7th June 2021

There was an electric moment in last week’s Question Time (3.6.2021) when the panel’s discussion of the rights and wrongs of the eviction ban in England coming to an end was interrupted by a question from the audience. A mother who had previously been made homeless together with her daughter wondered aloud how many members of the panel, or of those who had made the decision to end the evictions ban, had ever themselves been in danger of losing the roof over their heads. Faced with this blunt – though courteously posed – question the panel members looked somewhat taken aback, and their previous balanced discussion of the respective rights of tenants and landlords looked irrelevant as they (and I, sitting in my comfortable living room) contemplated the desperate situation evoked by someone who didn’t look like our usual image of a ‘homeless person’.

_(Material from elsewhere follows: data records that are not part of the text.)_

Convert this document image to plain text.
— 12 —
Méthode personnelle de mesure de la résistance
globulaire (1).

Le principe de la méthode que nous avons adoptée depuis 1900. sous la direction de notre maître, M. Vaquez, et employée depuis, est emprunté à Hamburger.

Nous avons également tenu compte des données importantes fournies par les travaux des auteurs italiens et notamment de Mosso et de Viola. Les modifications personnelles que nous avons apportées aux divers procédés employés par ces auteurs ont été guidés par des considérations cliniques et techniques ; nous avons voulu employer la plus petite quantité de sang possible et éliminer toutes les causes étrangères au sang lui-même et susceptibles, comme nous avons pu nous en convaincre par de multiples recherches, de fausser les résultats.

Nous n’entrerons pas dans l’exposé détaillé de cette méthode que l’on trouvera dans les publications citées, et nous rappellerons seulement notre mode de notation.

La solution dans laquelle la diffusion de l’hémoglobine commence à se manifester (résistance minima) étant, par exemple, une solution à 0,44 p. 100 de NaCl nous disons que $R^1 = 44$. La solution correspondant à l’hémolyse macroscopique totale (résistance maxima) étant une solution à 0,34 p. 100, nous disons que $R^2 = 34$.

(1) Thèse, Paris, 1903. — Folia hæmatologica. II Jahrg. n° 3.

Beyond the obvious reminder of how fortunate many of us are to live such comfortable lives, this moment also highlighted the need for all of us to hear the stories of others and not merely to feel momentary sympathy, but to work towards a more compassionate world. Jesus’s responses to those in need are described with words that in the original Greek imply a literally visceral response that is only very weakly captured by the translation ‘moved with compassion’; this is no ‘mere sentiment’ but a powerful solidarity with and overwhelming desire to alleviate human suffering. As we begin slowly to emerge from the pandemic, but the suffering it has caused continues, let us pray for Jesus’s kind of compassion, for our political leaders, and for ourselves.